Molecular search with conformational change: One-dimensional discrete-state stochastic model

TL;DR

This paper models molecular search processes involving conformational changes using a one-dimensional stochastic framework, revealing multiple dynamic regimes influenced by system parameters, supported by analytical and simulation results.

Contribution

It introduces a novel one-dimensional stochastic model for molecular search with conformational transitions, providing a comprehensive dynamic phase diagram and analytical insights.

Findings

Multiple dynamic regimes identified based on length scales.
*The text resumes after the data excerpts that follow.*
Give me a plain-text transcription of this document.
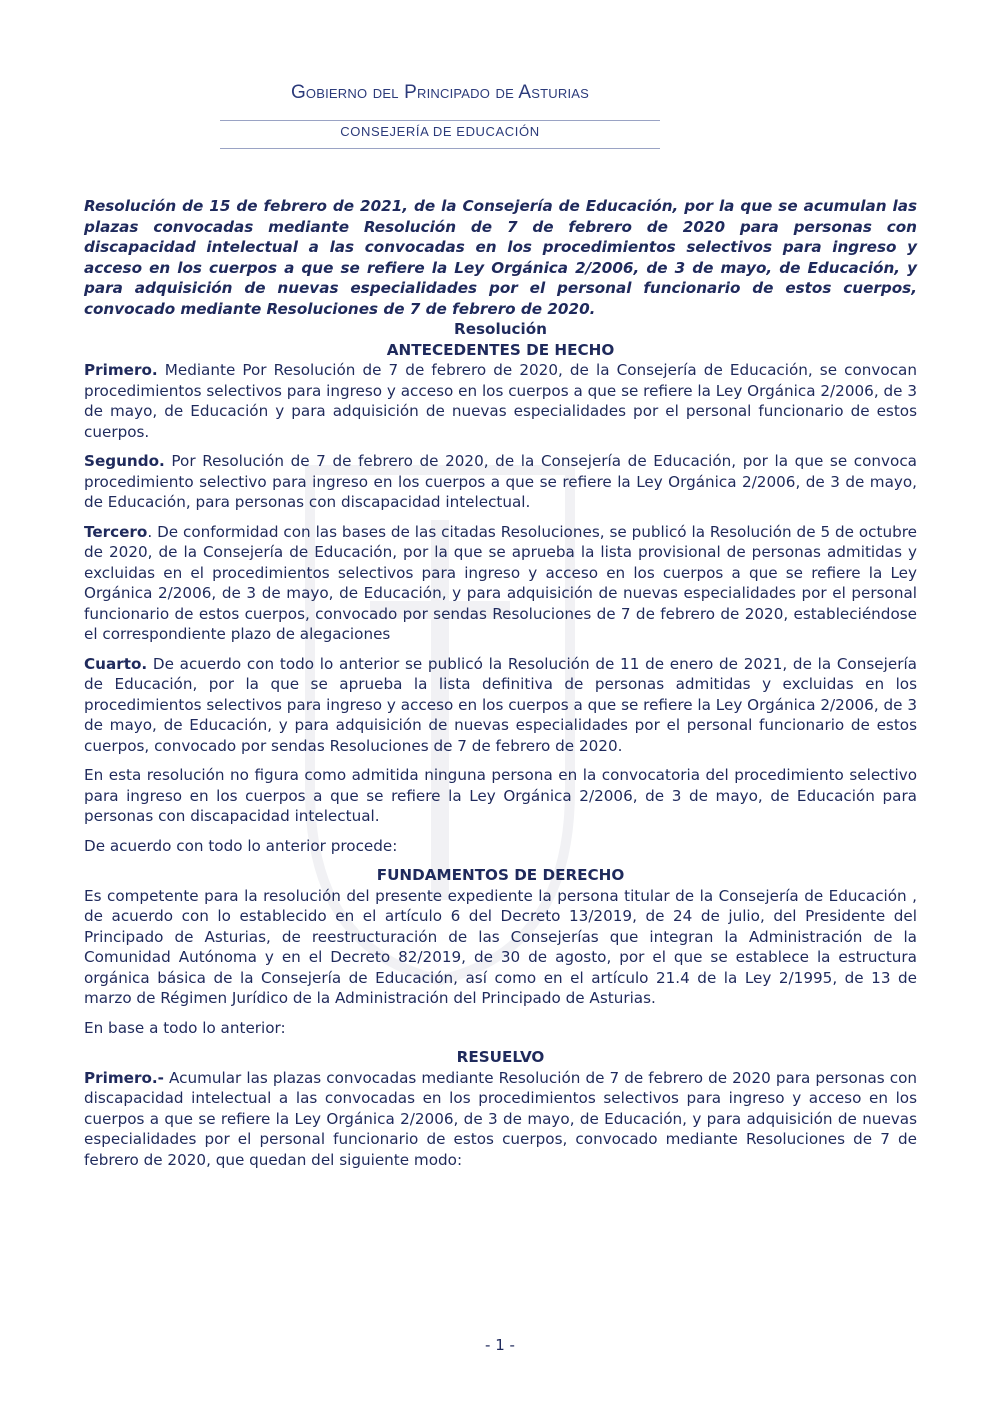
Gobierno del Principado de Asturias
CONSEJERÍA DE EDUCACIÓN

Resolución de 15 de febrero de 2021, de la Consejería de Educación, por la que se acumulan las plazas convocadas mediante Resolución de 7 de febrero de 2020 para personas con discapacidad intelectual a las convocadas en los procedimientos selectivos para ingreso y acceso en los cuerpos a que se refiere la Ley Orgánica 2/2006, de 3 de mayo, de Educación, y para adquisición de nuevas especialidades por el personal funcionario de estos cuerpos, convocado mediante Resoluciones de 7 de febrero de 2020.

Resolución

ANTECEDENTES DE HECHO

Primero. Mediante Por Resolución de 7 de febrero de 2020, de la Consejería de Educación, se convocan procedimientos selectivos para ingreso y acceso en los cuerpos a que se refiere la Ley Orgánica 2/2006, de 3 de mayo, de Educación y para adquisición de nuevas especialidades por el personal funcionario de estos cuerpos.

Segundo. Por Resolución de 7 de febrero de 2020, de la Consejería de Educación, por la que se convoca procedimiento selectivo para ingreso en los cuerpos a que se refiere la Ley Orgánica 2/2006, de 3 de mayo, de Educación, para personas con discapacidad intelectual.

Tercero. De conformidad con las bases de las citadas Resoluciones, se publicó la Resolución de 5 de octubre de 2020, de la Consejería de Educación, por la que se aprueba la lista provisional de personas admitidas y excluidas en el procedimientos selectivos para ingreso y acceso en los cuerpos a que se refiere la Ley Orgánica 2/2006, de 3 de mayo, de Educación, y para adquisición de nuevas especialidades por el personal funcionario de estos cuerpos, convocado por sendas Resoluciones de 7 de febrero de 2020, estableciéndose el correspondiente plazo de alegaciones

Cuarto. De acuerdo con todo lo anterior se publicó la Resolución de 11 de enero de 2021, de la Consejería de Educación, por la que se aprueba la lista definitiva de personas admitidas y excluidas en los procedimientos selectivos para ingreso y acceso en los cuerpos a que se refiere la Ley Orgánica 2/2006, de 3 de mayo, de Educación, y para adquisición de nuevas especialidades por el personal funcionario de estos cuerpos, convocado por sendas Resoluciones de 7 de febrero de 2020.

En esta resolución no figura como admitida ninguna persona en la convocatoria del procedimiento selectivo para ingreso en los cuerpos a que se refiere la Ley Orgánica 2/2006, de 3 de mayo, de Educación para personas con discapacidad intelectual.

De acuerdo con todo lo anterior procede:

FUNDAMENTOS DE DERECHO

Es competente para la resolución del presente expediente la persona titular de la Consejería de Educación , de acuerdo con lo establecido en el artículo 6 del Decreto 13/2019, de 24 de julio, del Presidente del Principado de Asturias, de reestructuración de las Consejerías que integran la Administración de la Comunidad Autónoma y en el Decreto 82/2019, de 30 de agosto, por el que se establece la estructura orgánica básica de la Consejería de Educación, así como en el artículo 21.4 de la Ley 2/1995, de 13 de marzo de Régimen Jurídico de la Administración del Principado de Asturias.

En base a todo lo anterior:

RESUELVO

Primero.- Acumular las plazas convocadas mediante Resolución de 7 de febrero de 2020 para personas con discapacidad intelectual a las convocadas en los procedimientos selectivos para ingreso y acceso en los cuerpos a que se refiere la Ley Orgánica 2/2006, de 3 de mayo, de Educación, y para adquisición de nuevas especialidades por el personal funcionario de estos cuerpos, convocado mediante Resoluciones de 7 de febrero de 2020, que quedan del siguiente modo:

- 1 -
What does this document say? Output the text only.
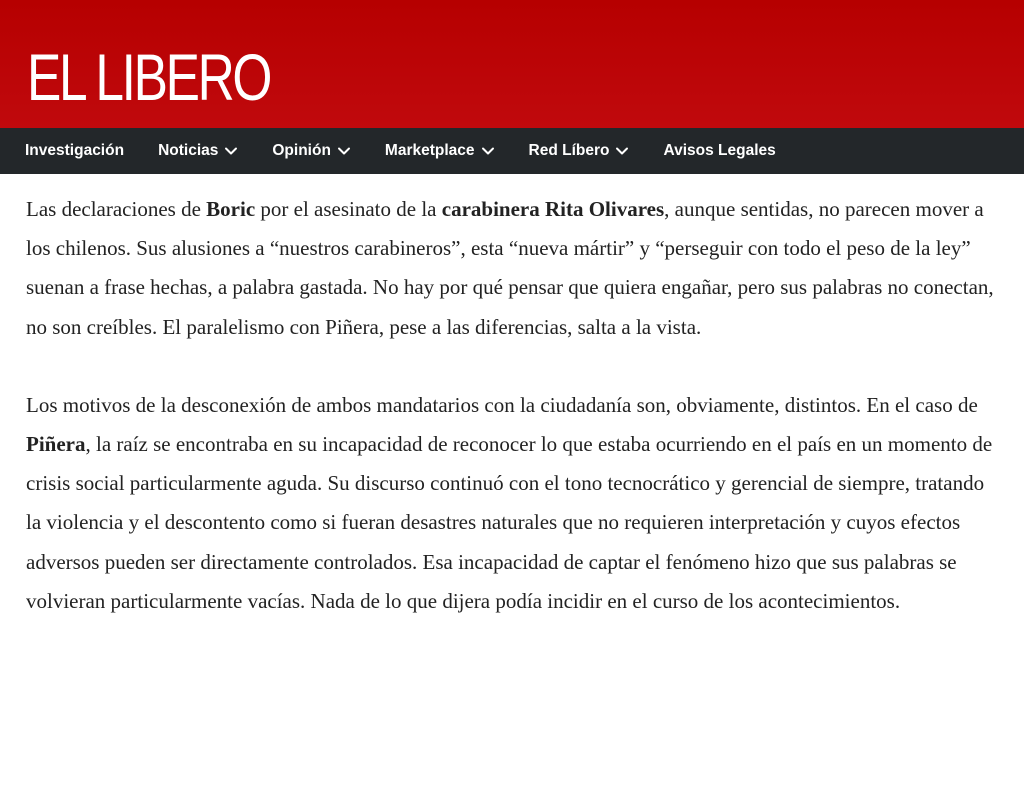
EL LIBERO
Investigación Noticias	Opinión	Marketplace	Red Líbero	Avisos Legales

Las declaraciones de Boric por el asesinato de la carabinera Rita Olivares, aunque sentidas, no parecen mover a los chilenos. Sus alusiones a “nuestros carabineros”, esta “nueva mártir” y “perseguir con todo el peso de la ley” suenan a frase hechas, a palabra gastada. No hay por qué pensar que quiera engañar, pero sus palabras no conectan, no son creíbles. El paralelismo con Piñera, pese a las diferencias, salta a la vista.

Los motivos de la desconexión de ambos mandatarios con la ciudadanía son, obviamente, distintos. En el caso de Piñera, la raíz se encontraba en su incapacidad de reconocer lo que estaba ocurriendo en el país en un momento de crisis social particularmente aguda. Su discurso continuó con el tono tecnocrático y gerencial de siempre, tratando la violencia y el descontento como si fueran desastres naturales que no requieren interpretación y cuyos efectos adversos pueden ser directamente controlados. Esa incapacidad de captar el fenómeno hizo que sus palabras se volvieran particularmente vacías. Nada de lo que dijera podía incidir en el curso de los acontecimientos.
Theoretical results validated by Monte Carlo simulations.

Conformational transitions significantly affect search efficiency.

Abstract

Molecular search phenomena are observed in a variety of chemical and biological systems. During the search the participating particles frequently move in complex inhomogeneous environments with random transitions between different dynamic modes. To understand the mechanisms of molecular search with alternating dynamics, we investigate the search dynamics with stochastic transitions between two conformations in a one-dimensional discrete-state stochastic model. It is explicitly analyzed using the first-passage time probabilities method to obtain a full dynamic description of the search process. A general dynamic phase diagram is developed. It is found that there are several dynamic regimes in the molecular search with conformational transitions, and they are determined by the relative values of the relevant length scales in the system. Theoretical predictions are fully supported by Monte Carlo computer simulations.